I lumber toward him, disoriented. There, behind the screen, is one of the large west-facing windows that overlooks the library courtyard below. He’s standing near it, holding one of Ugo’s pieces of suet.
“Look at what?” I ask.
He points to the floor. There, pecking at the suet Peter took from the refrigerator, is a small bird. A starling.
“He just flew inside!” Peter says jubilantly.
But he’s lying. The handle on the window is cocked at the wrong angle. He’s been opening this window himself.
“Lock it,” I tell him sternly, feeling the nearness of something awful, narrowly averted. “Never do that again.”
It’s thirty feet down to the stone courtyard. I’m shaking at the thought.
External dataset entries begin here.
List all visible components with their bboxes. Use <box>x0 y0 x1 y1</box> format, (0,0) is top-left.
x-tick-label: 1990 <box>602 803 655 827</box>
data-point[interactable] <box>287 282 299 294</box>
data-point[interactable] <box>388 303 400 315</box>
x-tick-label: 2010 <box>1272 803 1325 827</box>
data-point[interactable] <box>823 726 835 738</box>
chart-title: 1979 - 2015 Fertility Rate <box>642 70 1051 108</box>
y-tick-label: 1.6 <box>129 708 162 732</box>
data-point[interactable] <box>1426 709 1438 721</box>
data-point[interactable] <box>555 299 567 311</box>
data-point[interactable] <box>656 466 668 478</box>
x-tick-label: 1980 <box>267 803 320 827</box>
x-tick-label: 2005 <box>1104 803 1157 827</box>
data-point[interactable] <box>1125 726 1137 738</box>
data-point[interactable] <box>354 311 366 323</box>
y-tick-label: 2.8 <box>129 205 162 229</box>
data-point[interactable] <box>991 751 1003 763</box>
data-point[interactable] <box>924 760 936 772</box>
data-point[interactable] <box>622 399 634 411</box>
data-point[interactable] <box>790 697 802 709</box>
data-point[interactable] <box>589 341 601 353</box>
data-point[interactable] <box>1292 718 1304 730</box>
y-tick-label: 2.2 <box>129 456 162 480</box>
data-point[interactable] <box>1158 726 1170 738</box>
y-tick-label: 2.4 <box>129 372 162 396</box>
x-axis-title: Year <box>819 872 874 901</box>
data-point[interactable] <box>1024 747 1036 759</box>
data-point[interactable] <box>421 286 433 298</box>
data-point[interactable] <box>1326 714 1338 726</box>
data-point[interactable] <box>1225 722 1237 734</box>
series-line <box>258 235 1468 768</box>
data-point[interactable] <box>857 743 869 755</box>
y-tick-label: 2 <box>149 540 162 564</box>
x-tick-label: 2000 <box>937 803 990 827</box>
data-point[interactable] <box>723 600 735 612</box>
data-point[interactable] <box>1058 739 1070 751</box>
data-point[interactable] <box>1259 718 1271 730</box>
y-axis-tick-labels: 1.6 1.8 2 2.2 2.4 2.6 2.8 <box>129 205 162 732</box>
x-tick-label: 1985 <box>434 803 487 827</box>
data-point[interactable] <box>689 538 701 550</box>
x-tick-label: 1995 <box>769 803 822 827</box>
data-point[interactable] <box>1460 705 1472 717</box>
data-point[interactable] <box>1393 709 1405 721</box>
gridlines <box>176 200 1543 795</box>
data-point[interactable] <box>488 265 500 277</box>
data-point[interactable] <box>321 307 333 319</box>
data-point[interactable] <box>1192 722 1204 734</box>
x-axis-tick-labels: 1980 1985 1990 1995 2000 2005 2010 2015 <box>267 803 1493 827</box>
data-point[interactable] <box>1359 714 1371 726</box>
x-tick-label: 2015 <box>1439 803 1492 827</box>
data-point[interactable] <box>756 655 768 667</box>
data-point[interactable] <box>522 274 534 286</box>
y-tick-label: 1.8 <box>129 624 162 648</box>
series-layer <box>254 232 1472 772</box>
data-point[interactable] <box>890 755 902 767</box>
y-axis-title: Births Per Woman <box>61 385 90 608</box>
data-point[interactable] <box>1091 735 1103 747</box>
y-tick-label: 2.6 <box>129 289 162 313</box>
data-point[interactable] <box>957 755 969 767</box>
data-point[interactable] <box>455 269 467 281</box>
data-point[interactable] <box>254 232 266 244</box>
“I didn’t,” Peter says crossly. And he stands on his tiptoes, raising his arm to prove it. He is inches from reaching the handle.
Then I see it. There is shattered glass on the floor behind him. The pane behind the window handle is broken.
“Did the bird do that?” I ask.
But I already know the answer.
“No,” Peter says angrily. “It was already broken.”
The front door refused to budge. So someone entered this apartment through the window.
I peer down again at the courtyard below. Thirty feet. I don’t even know how it could be done.
“Stay right here,” I tell Peter. “Don’t touch anything.”
Back in Ugo’s bedroom, I understand. Ugo didn’t leave the mess on this desk. He didn’t leave the chair pulled out.